La question du dédommagement
Il semble y avoir plutôt consensus sur le fait que l’Église dédommage les victimes.
Les fidèles doivent-ils contribuer à ce dédommagement ?
Non : « Les fidèles dans leur large majorité ne savaient pas : ce n’est pas à eux de contribuer à la réparation financière ».
Oui à condition qu’ils reçoivent un vrai pouvoir dans le processus de réparation et dans le discernement des changements à faire dans l’Église.
Et les prêtres mis en cause ?
On attend de la rigueur dans le suivi des dossiers jusqu’à une condamnation et un cadre précis, pendant toute la procédure, autour des prêtres mis en cause. on attend aussi un accompagnement solide des prêtres qui ont purgé une peine de prison .
L’expérience du cléricalisme
Comment expliquer la prévalence des abus dans l’Église, après la sphère familiale, sans prendre en compte la conception courante du prêtre ?

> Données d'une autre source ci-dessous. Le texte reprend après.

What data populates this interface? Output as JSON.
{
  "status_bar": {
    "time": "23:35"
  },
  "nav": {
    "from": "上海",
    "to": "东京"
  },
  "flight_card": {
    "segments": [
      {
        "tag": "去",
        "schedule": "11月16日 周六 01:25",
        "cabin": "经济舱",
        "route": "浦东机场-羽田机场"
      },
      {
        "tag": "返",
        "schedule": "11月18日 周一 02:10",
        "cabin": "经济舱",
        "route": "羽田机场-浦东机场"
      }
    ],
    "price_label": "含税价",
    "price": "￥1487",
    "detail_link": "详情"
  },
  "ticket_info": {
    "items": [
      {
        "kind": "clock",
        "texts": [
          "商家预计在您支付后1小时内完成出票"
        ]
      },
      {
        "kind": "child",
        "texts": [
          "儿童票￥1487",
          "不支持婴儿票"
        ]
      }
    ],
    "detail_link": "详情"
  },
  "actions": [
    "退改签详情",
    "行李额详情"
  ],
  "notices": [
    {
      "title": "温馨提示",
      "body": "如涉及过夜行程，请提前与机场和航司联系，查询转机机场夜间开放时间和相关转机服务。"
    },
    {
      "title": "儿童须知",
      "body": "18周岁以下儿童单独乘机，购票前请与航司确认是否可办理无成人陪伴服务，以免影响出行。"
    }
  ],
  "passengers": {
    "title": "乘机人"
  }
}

Il faut revisiter la compréhension de ce qu’est l’ordination, la spiritualité liée au fait d’être prêtre. « Certains se prennent un peu trop pour le Christ ! » Il n’y a pas de sacralité du prêtre : «il est porteur d’un mystère comme tous les chrétiens».
Les prêtres sont trop entre eux, entre hommes. Il y a un entre-soi qui les enferme.

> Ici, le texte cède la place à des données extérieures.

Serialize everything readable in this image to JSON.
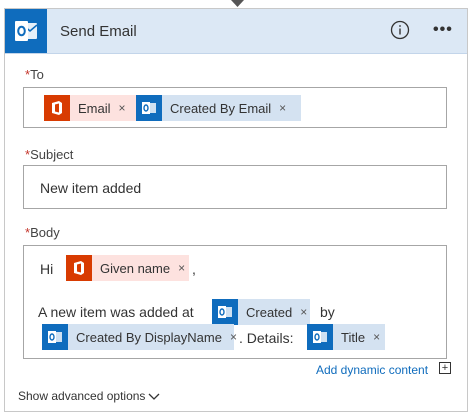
{
  "header": {
    "title": "Send Email",
    "info_icon": "info-icon",
    "more_icon": "more-icon",
    "app_icon": "outlook-icon",
    "accent": "#0f6cbd"
  },
  "fields": {
    "to": {
      "label": "To",
      "required_mark": "*",
      "tokens": [
        {
          "label": "Email",
          "source": "office-365",
          "remove": "×"
        },
        {
          "label": "Created By Email",
          "source": "outlook",
          "remove": "×"
        }
      ]
    },
    "subject": {
      "label": "Subject",
      "required_mark": "*",
      "value": "New item added"
    },
    "body": {
      "label": "Body",
      "required_mark": "*",
      "line1": {
        "prefix": "Hi",
        "token": "Given name",
        "suffix": ","
      },
      "line2": {
        "prefix": "A new item was added at",
        "token": "Created",
        "suffix": "by"
      },
      "line3": {
        "token1": "Created By DisplayName",
        "middle": ". Details:",
        "token2": "Title"
      },
      "remove": "×"
    }
  },
  "footer": {
    "add_dynamic": "Add dynamic content",
    "plus": "+",
    "show_advanced": "Show advanced options"
  },
  "colors": {
    "office": "#d83b01",
    "office_token_bg": "#fde2df",
    "outlook": "#0f6cbd",
    "outlook_token_bg": "#d4e2f1",
    "header_bg": "#dce8f5"
  }
}
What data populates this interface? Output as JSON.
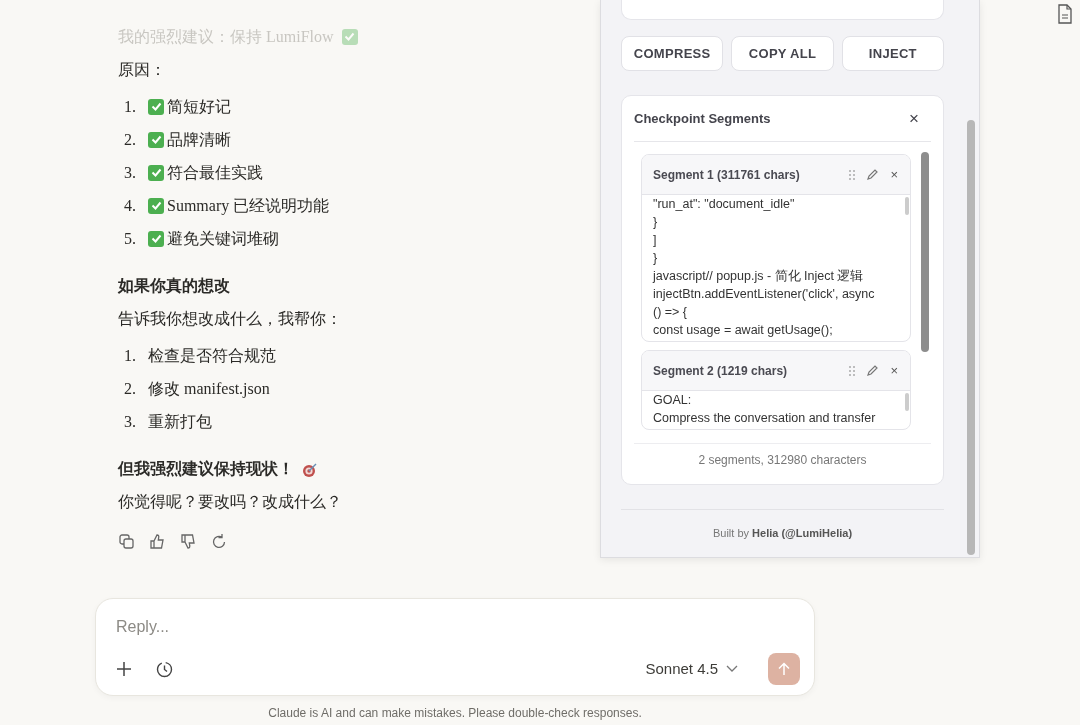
{
  "chat": {
    "blocks": [
      {
        "kind": "faded",
        "text": "我的强烈建议：保持 LumiFlow",
        "check": true
      },
      {
        "kind": "para",
        "text": "原因："
      },
      {
        "kind": "list",
        "items": [
          {
            "number": "1.",
            "check": true,
            "text": "简短好记"
          },
          {
            "number": "2.",
            "check": true,
            "text": "品牌清晰"
          },
          {
            "number": "3.",
            "check": true,
            "text": "符合最佳实践"
          },
          {
            "number": "4.",
            "check": true,
            "text": "Summary 已经说明功能"
          },
          {
            "number": "5.",
            "check": true,
            "text": "避免关键词堆砌"
          }
        ]
      },
      {
        "kind": "heading",
        "text": "如果你真的想改"
      },
      {
        "kind": "para",
        "text": "告诉我你想改成什么，我帮你："
      },
      {
        "kind": "list",
        "items": [
          {
            "number": "1.",
            "check": false,
            "text": "检查是否符合规范"
          },
          {
            "number": "2.",
            "check": false,
            "text": "修改 manifest.json"
          },
          {
            "number": "3.",
            "check": false,
            "text": "重新打包"
          }
        ]
      },
      {
        "kind": "emphasis",
        "text": "但我强烈建议保持现状！"
      },
      {
        "kind": "para",
        "text": "你觉得呢？要改吗？改成什么？"
      }
    ]
  },
  "panel": {
    "buttons": [
      "COMPRESS",
      "COPY ALL",
      "INJECT"
    ],
    "segments_card": {
      "title": "Checkpoint Segments",
      "close": "×",
      "segments": [
        {
          "title": "Segment 1 (311761 chars)",
          "delete": "×",
          "lines": [
            "\"run_at\": \"document_idle\"",
            "}",
            "]",
            "}",
            "javascript// popup.js - 简化 Inject 逻辑",
            "injectBtn.addEventListener('click', async",
            "() => {",
            "const usage = await getUsage();"
          ]
        },
        {
          "title": "Segment 2 (1219 chars)",
          "delete": "×",
          "lines": [
            "GOAL:",
            "Compress the conversation and transfer"
          ]
        }
      ],
      "summary": "2 segments, 312980 characters"
    },
    "footer": "Built by **Helia (@LumiHelia)**"
  },
  "composer": {
    "placeholder": "Reply...",
    "model": "Sonnet 4.5"
  },
  "disclaimer": "Claude is AI and can make mistakes. Please double-check responses."
}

Les prêtres sont trop loin de la société civile et donc de l’expérience courante de la vie des fidèles.
Il faut revisiter la responsabilité pastorale : qui peut accompagner une communauté paroissiale ? Est-ce nécessairement un prêtre seul ? Est-ce que ce peut être un laïc seul ? Est-ce que ce peut être un groupe (de manière collégiale) ?
Pouvoir et contre-pouvoir : sans contre-pouvoir, il y a la tentation d’utiliser le pouvoir que donne l’Église à son intérêt, à commencer par le recours à un argument d’autorité qui met fin à la discussion.
La manière d’exercer la charge de curé varie trop d’un prêtre à un autre.
Et maintenant que faire ? Sur quelles bases repartir ?
La place de la parole.
Est-ce que la parole des enfants est écoutée ?
Est-ce que nous avons une culture de l’écoute et du dialogue ?
Le souci de la vérité : est-ce que nous avons le souci de la vérité ? A quel point est-ce une valeur que nous vivons dans nos échanges et dans notre comportement. C’est pourtant une valeur éminemment chrétienne ! « Je suis le chemin et la vérité et la vie », dit Jésus. « On ne peut pas vivre comme chrétien si on s’écarte de la vérité : forcément, nos vies deviennent foireuses. »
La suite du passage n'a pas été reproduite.